Después de embolsar la ropa y tirar lo que no sirve, me siento derrotado en el sillón del living frente a la tele. Culpable, triste, aliviado, con múltiples sentimientos encontrados que no creí que podían coexistir. Miro un poco la tele, aunque sin prestarle atención y me quedo profundamente dormido justo cuando empiezan los informes comerciales del estilo "¡Llame ya!". El televisor es uno de esos viejos, de tubo, con perilla para cambiar los canales, siempre nos resistimos a cambiar el que compramos cuando recién nos casamos. Ethel siempre decía "los televisores de ahora no duran tanto como los de antes". La cantidad de tiempo que habremos pasado frente a este aparato es incalculable, compartiendo momentos y mirando los programas que nos gustaban.
Cuando abro los ojos entre dormido veo el clásico "hormigueo" y escucho ese ruido ensordecedor que hace la tele cuando termina la programación. Me parece ver el rostro de Ethel en el televisor, pero debe ser un sueño, también me parece oír su voz a lo lejos, pero con el ruido de la tele no se oye claramente. Creo escuchar mi nombre "Robeeeeeeeertoooooooooo" como un susurro, pero el sueño me vence y cuando me despierto apenas recuerdo el episodio de la madrugada.

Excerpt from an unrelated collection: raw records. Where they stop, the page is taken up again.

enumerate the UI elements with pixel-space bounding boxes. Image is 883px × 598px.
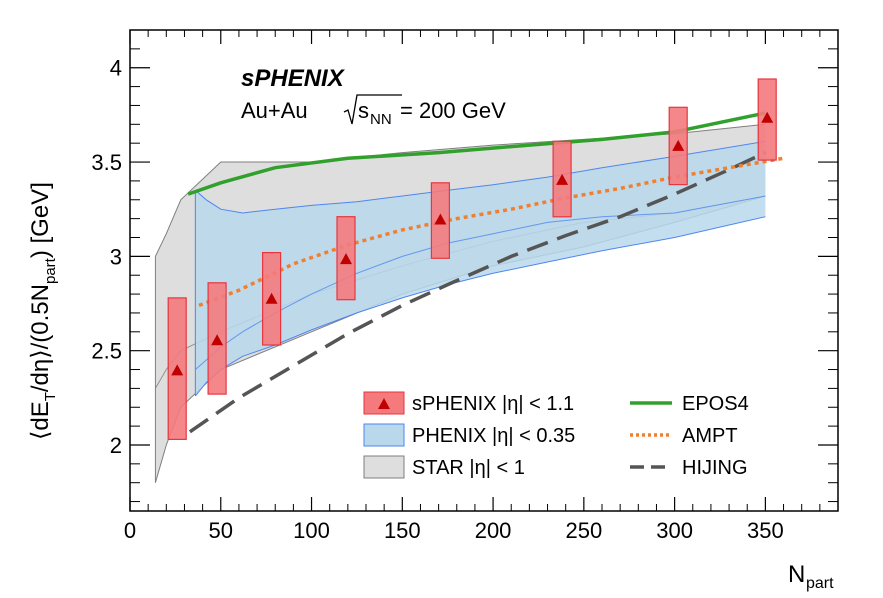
- y-tick-label: 3.5: [91, 150, 122, 175]
- ticks-layer: 0 50 100 150 200 250 300 350 2 2.5 3 3.5 4: [91, 29, 838, 543]
- x-tick-label: 200: [475, 518, 512, 543]
- sphenix-point: [761, 111, 774, 123]
- sphenix-point: [340, 253, 352, 265]
- x-tick-label: 250: [565, 518, 602, 543]
- sphenix-point: [672, 139, 685, 151]
- phenix-band-upper: [195, 140, 766, 214]
- y-title-part-5: ) [GeV]: [27, 182, 54, 258]
- energy-value: = 200 GeV: [400, 98, 506, 123]
- header-block: sPHENIX Au+Au s NN = 200 GeV: [241, 65, 506, 128]
- x-tick-label: 0: [124, 518, 136, 543]
- y-tick-label: 2: [110, 433, 122, 458]
- y-title-part-1: ⟨dE: [27, 401, 54, 440]
- legend-marker-sphenix: [378, 398, 390, 409]
- legend: sPHENIX |η| < 1.1 PHENIX |η| < 0.35 STAR…: [363, 391, 749, 479]
- y-tick-label: 3: [110, 244, 122, 269]
- experiment-label: sPHENIX: [241, 65, 346, 92]
- plot-frame: [129, 29, 839, 512]
- x-tick-label: 350: [747, 518, 784, 543]
- lines-layer: [187, 111, 784, 434]
- sphenix-point: [265, 292, 278, 304]
- y-tick-label: 2.5: [91, 339, 122, 364]
- legend-label-hijing: HIJING: [682, 457, 748, 479]
- hijing-line: [188, 151, 767, 434]
- y-axis-title-text: ⟨dET/dη⟩/(0.5Npart) [GeV]: [27, 182, 59, 440]
- system-label: Au+Au: [241, 98, 308, 123]
- legend-label-epos4: EPOS4: [682, 393, 749, 415]
- sphenix-point: [211, 334, 224, 346]
- x-axis-title-sub: part: [806, 575, 834, 592]
- points-layer: [167, 78, 777, 440]
- x-tick-label: 300: [656, 518, 693, 543]
- y-axis-title: ⟨dET/dη⟩/(0.5Npart) [GeV]: [27, 182, 59, 440]
- legend-swatch-phenix: [363, 423, 405, 447]
- legend-label-phenix: PHENIX |η| < 0.35: [412, 425, 575, 447]
- epos4-line: [187, 111, 766, 196]
- x-axis-title-main: N: [788, 561, 805, 588]
- y-tick-label: 4: [110, 56, 122, 81]
- y-title-part-3: /dη⟩/(0.5N: [27, 284, 54, 392]
- sphenix-point: [434, 213, 447, 225]
- sphenix-point: [556, 173, 569, 185]
- energy-s: s: [358, 98, 369, 123]
- x-tick-label: 150: [384, 518, 421, 543]
- sphenix-point: [171, 364, 184, 376]
- sqrt-sign: [343, 94, 402, 125]
- y-title-part-2: T: [42, 392, 59, 401]
- legend-label-sphenix: sPHENIX |η| < 1.1: [412, 393, 574, 415]
- x-tick-label: 50: [209, 518, 233, 543]
- x-tick-label: 100: [293, 518, 330, 543]
- energy-sub: NN: [370, 111, 392, 128]
- legend-label-ampt: AMPT: [682, 425, 738, 447]
- x-axis-title: N part: [788, 561, 834, 592]
- legend-swatch-star: [363, 455, 405, 479]
- y-title-part-4: part: [42, 257, 59, 284]
- legend-label-star: STAR |η| < 1: [412, 457, 525, 479]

Me despierto con un dolor de cabeza insoportable, necesito un anagésico. Recuerdo que a Ethel no le gustaba que me automedique, pero Ethel ya no está. Voy al botiquín a buscar algo que pare ese dolor, estoy llegando y suena el teléfono, parece que todos los ruidos fueran más fuertes de lo normal, corro a atender ese aparato del demonio para que deje de sonar. Es el llamado diario de Mara, para comprobar que estoy bien, que no intenté suicidarme. No voy a negar que no lo pensé, que no medité una y mil formas de hacerlo, dejando la llave del gas abierta o respirando monóxido de carbono, pero no soy tan valiente, o cobarde, según desde donde se lo mire. Atiendo el teléfono y a pesar de mi dolor de cabeza la dejo tranquila. Me tomo el analgésico y voy directo a buscar las bolsas con ropa para llevarlas a la iglesia, que queda a unas cinco cuadras. No recuerdo la última vez que caminé por el barrio. Los vecinos, la mayoría unos chusmas, me miran con curiosidad y me saludan. Algunos se atrevieron a preguntarme hacia dónde iba, ya que verme transportar dos bolsas de consorcio les llamaba la atención. Esquivo las preguntas con un "estoy muy apurado". No me importa quedar como un antipático, prefiero eso a tener que dar explicaciones. Pensaba que tendría que haber ido en auto para evitar las miradas, cuando llegué por fin a la iglesia. Sinceramente nunca fui religioso, sólo soportaba ir a la iglesia todos los domingos por Ethel, ella sí era creyente. A mi nunca me cerró la religión, por más rezo que haya, de un día para el otro ¡pum! se va la persona más buena del mundo. El cura está acomodando el altar luego de la misa y al verme se le dibuja una sonrisa. Se acerca y me dice: "te esperaba hace mucho por aquí". Para no ilusionarlo le digo enseguida que solo llevo algunas cosas para donar. Me conduce hacia la parte trasera de la iglesia donde guardaban todas las donaciones, no sin antes sugerirme un grupo de apoyo para personas que perdieron a sus seres queridos que se reúne todos los viernes. Le agradezco por compromiso, pero eso es lo que menos necesito en este momento. Vuelvo caminando a paso rápido hacia casa, no quiero cruzarme con nadie más, estoy cansado de las expresiones de lástima y las condolencias. Ya pasó un año y tres meses ¿La gente no se cansa de compadecerse de los demás?